Expedition! St. Louis: The City Fights Back
I saw this video on Youtube a few days ago. It is a documentary from 1960 on the successes of urban renewal, the ongoing Mill Creek Valley "Redevelopment", and the push to "surgically" remove other areas of the city such as Kosciusko.
What's interesting to me is that they also note concerns of a falling city population, which by 1960 was in its first decade. It seems like they were thinking the spread of the slums made people leave the city so they tried to get rid of the slums altogether.
Here's two things I'm theorizing in my head: The slums were simply moved to other areas of the city in a vertical form and the expressways' impact on population dynamics. For instance, much of the Mill Creek population was moved to Pruitt-Igoe and Cochran Gardens. At least Mill Creek was a neighborhood with a street network. These projects were walled off, isolated fortresses of stacked low income residents. Quickly they began to fail and the neighboring communities didn't want to live near these "projects" which were dropped on them. in 1960, the Interregional, or I-44 from Gravois to Washington was complete and I believe the Mark Twain, or I-70, was nearing or already completed. This made the suburbs of north county, as seen by city dwellers as open prairie countryside, much more affordable and convenient to live in.

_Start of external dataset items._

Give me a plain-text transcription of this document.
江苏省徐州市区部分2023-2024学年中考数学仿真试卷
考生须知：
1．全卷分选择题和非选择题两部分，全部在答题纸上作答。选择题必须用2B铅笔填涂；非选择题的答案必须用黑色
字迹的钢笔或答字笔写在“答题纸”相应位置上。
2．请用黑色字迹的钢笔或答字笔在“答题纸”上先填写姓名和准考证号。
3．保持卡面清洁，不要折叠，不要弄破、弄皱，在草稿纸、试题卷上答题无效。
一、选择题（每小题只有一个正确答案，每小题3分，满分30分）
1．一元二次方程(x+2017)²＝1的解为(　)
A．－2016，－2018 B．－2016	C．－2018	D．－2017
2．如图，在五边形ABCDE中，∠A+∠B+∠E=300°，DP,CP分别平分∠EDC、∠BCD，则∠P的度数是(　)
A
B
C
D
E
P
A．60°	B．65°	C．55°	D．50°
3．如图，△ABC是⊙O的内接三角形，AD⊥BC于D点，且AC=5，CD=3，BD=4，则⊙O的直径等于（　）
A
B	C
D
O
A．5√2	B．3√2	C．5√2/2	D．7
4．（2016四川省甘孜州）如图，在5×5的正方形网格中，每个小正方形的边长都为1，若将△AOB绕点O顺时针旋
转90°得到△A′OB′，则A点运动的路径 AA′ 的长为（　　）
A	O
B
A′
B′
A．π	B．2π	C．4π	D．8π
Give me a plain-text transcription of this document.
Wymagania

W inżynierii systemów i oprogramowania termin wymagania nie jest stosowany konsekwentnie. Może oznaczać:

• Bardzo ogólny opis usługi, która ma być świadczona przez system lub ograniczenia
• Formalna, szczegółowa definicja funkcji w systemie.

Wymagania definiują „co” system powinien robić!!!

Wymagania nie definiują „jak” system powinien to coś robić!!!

I think it was more than the "spread" of slums that caused the mass population exodus of the city since 1950. I think the city's efforts of removing neighborhoods and putting the people in apartment towers dropped on other neighborhoods accentuated the population exodus. And on top of that, the new expressways, notably the Mark Twain that shoots off into north county, sucked more of the population out of the city.